Leading into the 2017 election the then Labour Opposition campaigned on several major policies that were billed as transformational, such as Kiwibuild and light rail in inner Auckland. Once they were joined in Government by NZ First the Provincial Growth Fund and the One Billion Trees Programme were added to the list.

Fast forward three and a half years and having weathered the economic shock which was COVID-19 yesterday’s budget announcement contained no ground-breaking ideas. The closest thing to anything out of the ordinary for a centre-left Government was the appropriation for the repeal and replacement of the Resource Management Act (RMA), although this was largely flagged in previous announcements. There was a lot in the Budget for those in the lower socio-economic classes, most notably various levels of benefit increases. There was, however, no flagship policy that could be defined as out of the box thinking.
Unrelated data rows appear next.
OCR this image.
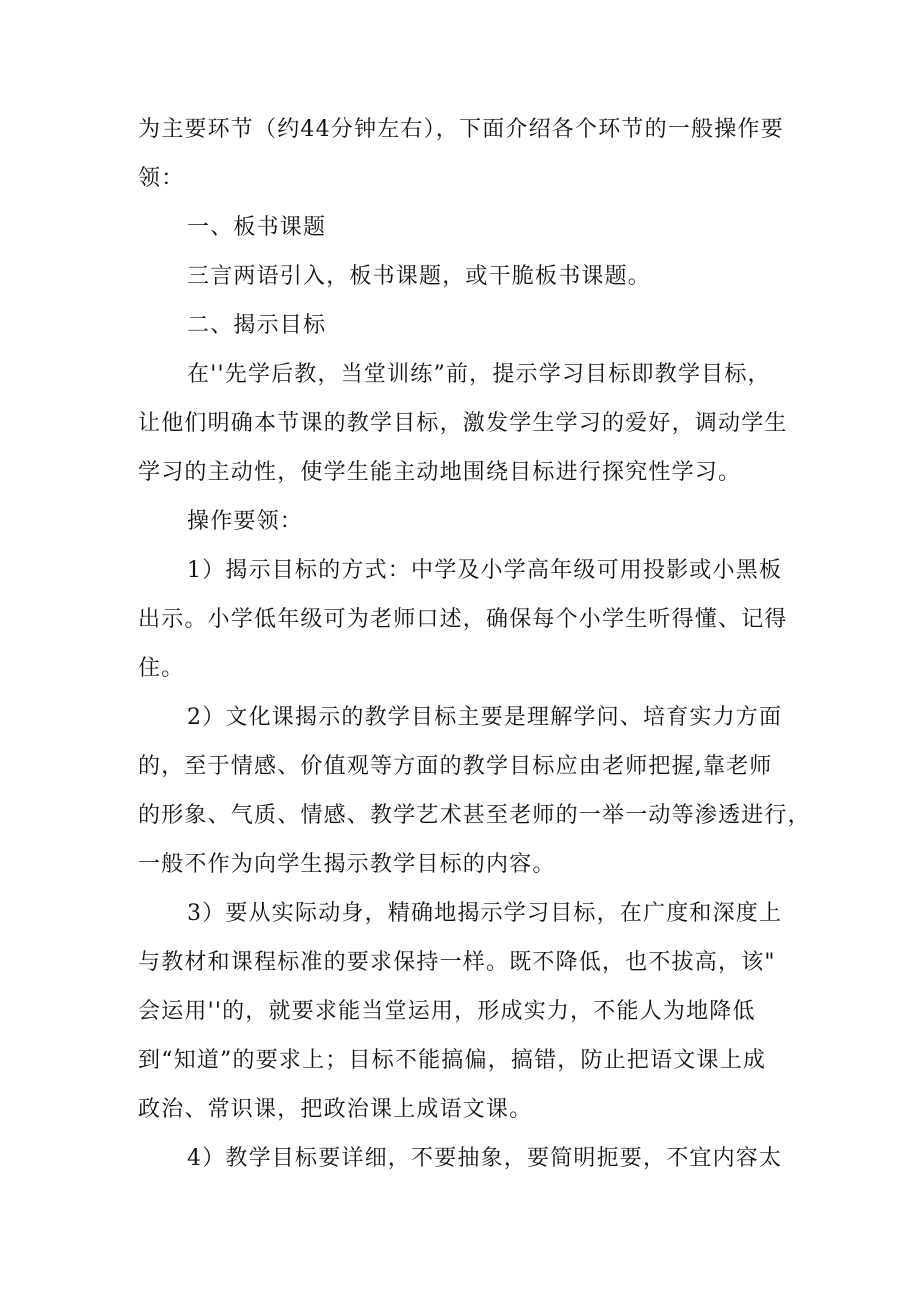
为主要环节（约44分钟左右），下面介绍各个环节的一般操作要

领：

一、板书课题

三言两语引入，板书课题，或干脆板书课题。

二、揭示目标

在''先学后教，当堂训练”前，提示学习目标即教学目标，

让他们明确本节课的教学目标，激发学生学习的爱好，调动学生

学习的主动性，使学生能主动地围绕目标进行探究性学习。

操作要领：

1）揭示目标的方式：中学及小学高年级可用投影或小黑板

出示。小学低年级可为老师口述，确保每个小学生听得懂、记得

住。

2）文化课揭示的教学目标主要是理解学问、培育实力方面

的，至于情感、价值观等方面的教学目标应由老师把握,靠老师

的形象、气质、情感、教学艺术甚至老师的一举一动等渗透进行，

一般不作为向学生揭示教学目标的内容。

3）要从实际动身，精确地揭示学习目标，在广度和深度上

与教材和课程标准的要求保持一样。既不降低，也不拔高，该"

会运用''的，就要求能当堂运用，形成实力，不能人为地降低

到“知道”的要求上；目标不能搞偏，搞错，防止把语文课上成

政治、常识课，把政治课上成语文课。

4）教学目标要详细，不要抽象，要简明扼要，不宜内容太
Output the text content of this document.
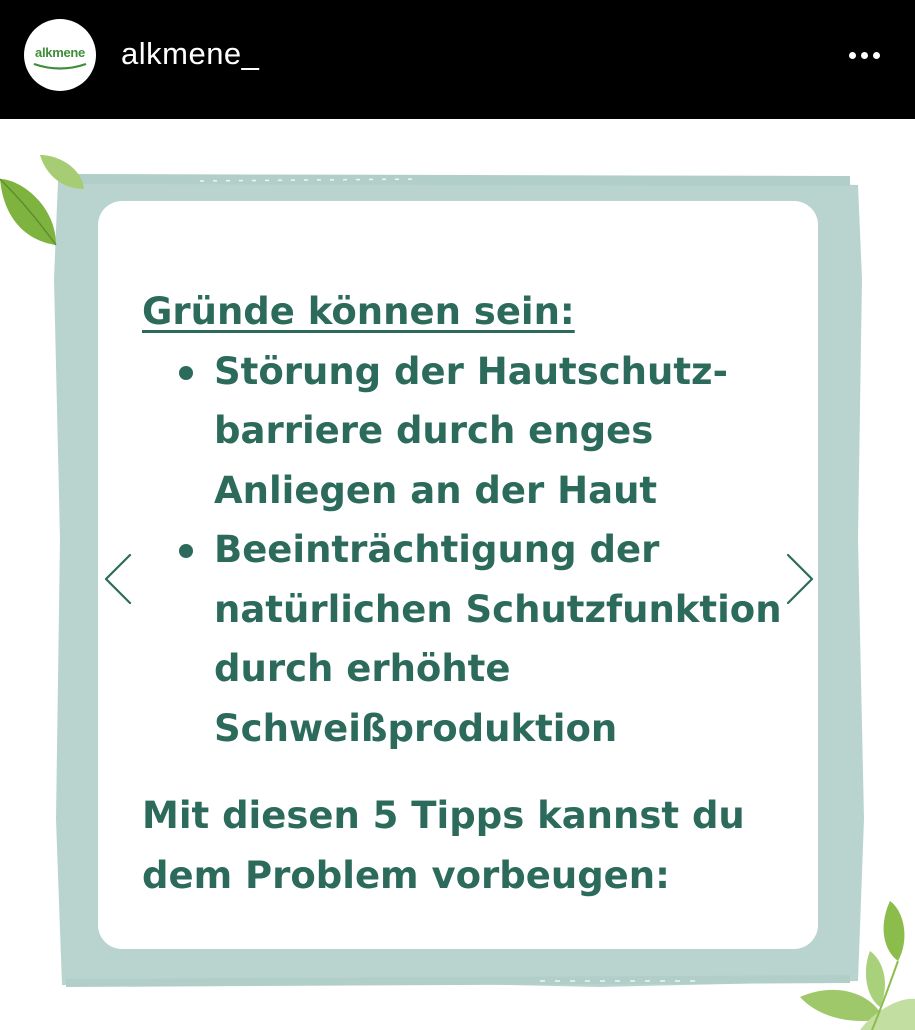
alkmene	alkmene_
Gründe können sein:
Störung der Hautschutz-
barriere durch enges
Anliegen an der Haut
Beeinträchtigung der
natürlichen Schutzfunktion
durch erhöhte
Schweißproduktion
Mit diesen 5 Tipps kannst du
dem Problem vorbeugen:
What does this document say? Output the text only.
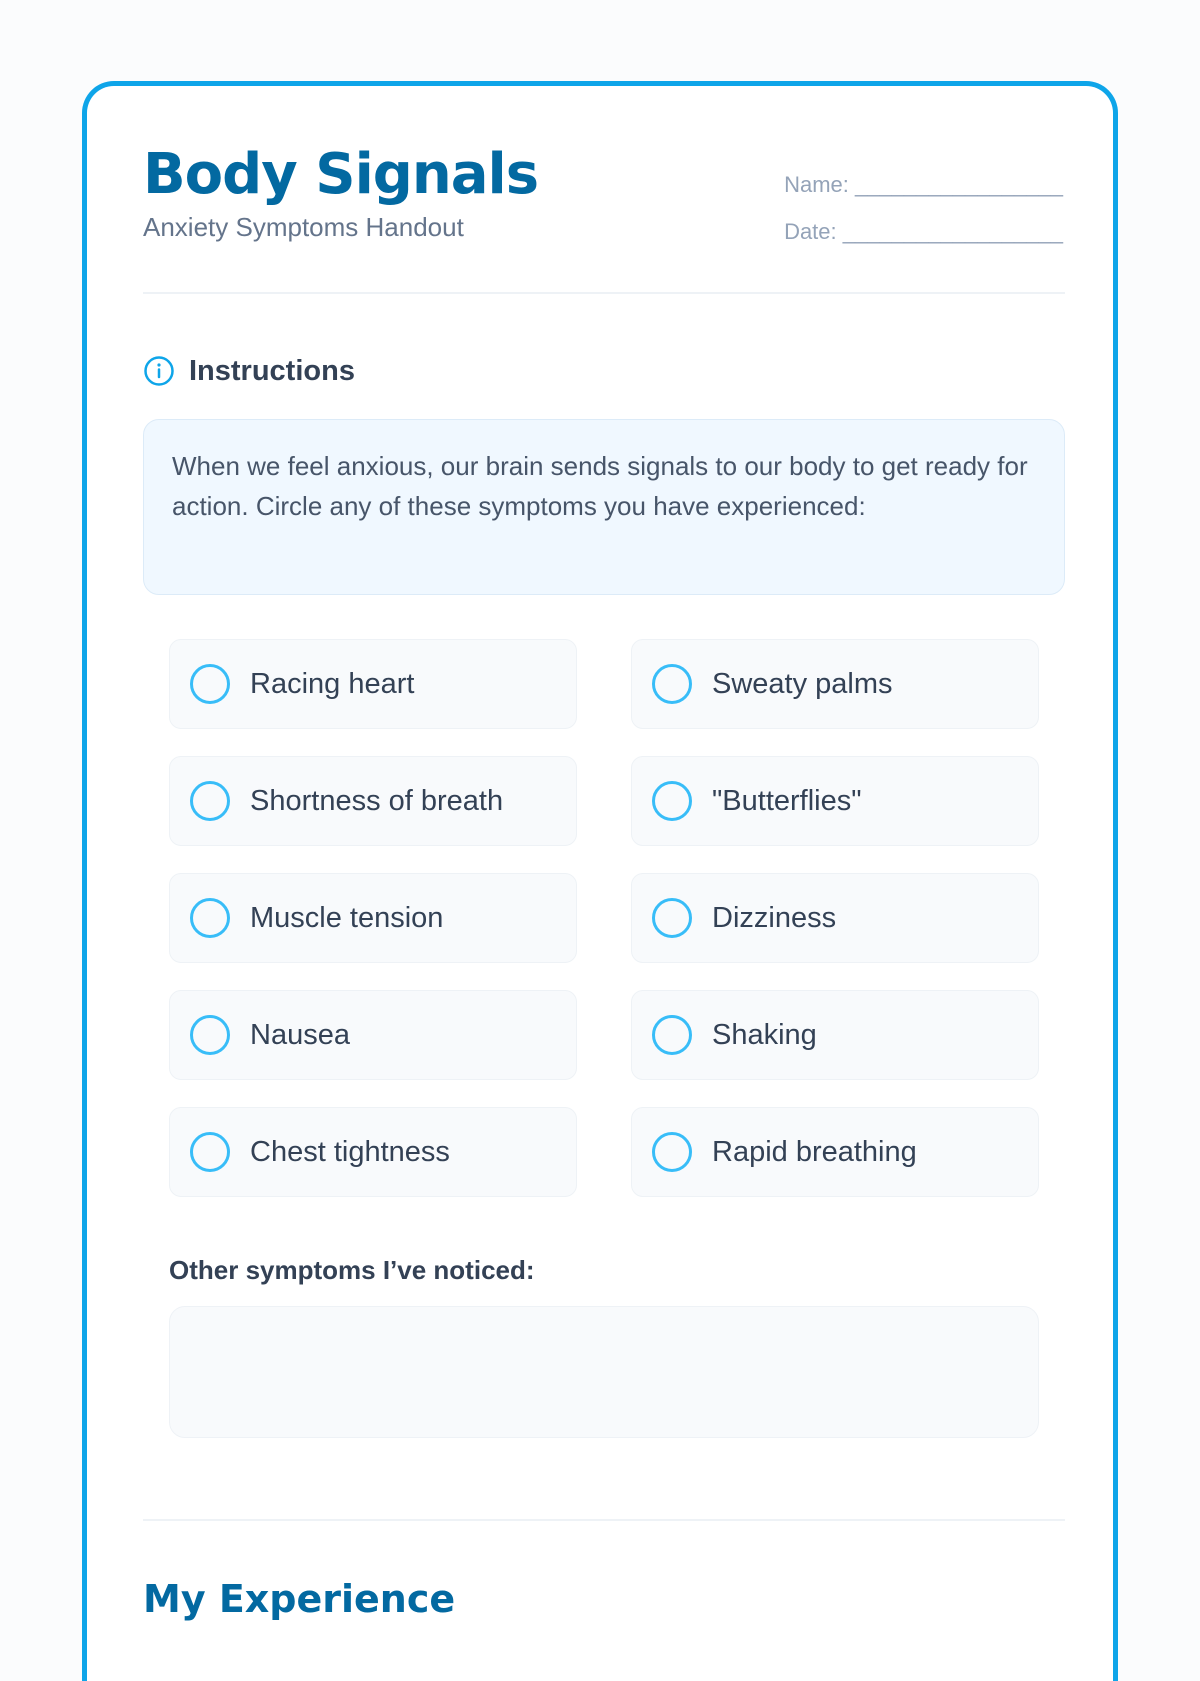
Body Signals

Anxiety Symptoms Handout

Name: _________________
Date: __________________
Instructions
When we feel anxious, our brain sends signals to our body to get ready for action. Circle any of these symptoms you have experienced:
Racing heart	Sweaty palms
Shortness of breath	"Butterflies"
Muscle tension	Dizziness
Nausea	Shaking
Chest tightness	Rapid breathing
Other symptoms I’ve noticed:
My Experience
The lack of anything transformational suggests one of two things, the first is that the Government is gun shy from previous high profile policy flops. This is unlikely due to the personal popularity that Jacinda Ardern and this Government enjoys, so they certainly have the political capital to spend. The second and more likely is that having tried and failed at the big, bold ideas and now enjoying not having NZ First as the handbrake on anything drastic the Government is happy to go back to what it knows. This takes the form of traditional policy tools, such as taxation and reallocation of wealth to drive the outcomes it is seeking to achieve. In doing this they are making maximum use of a rare MMP environment where one party enjoys total control.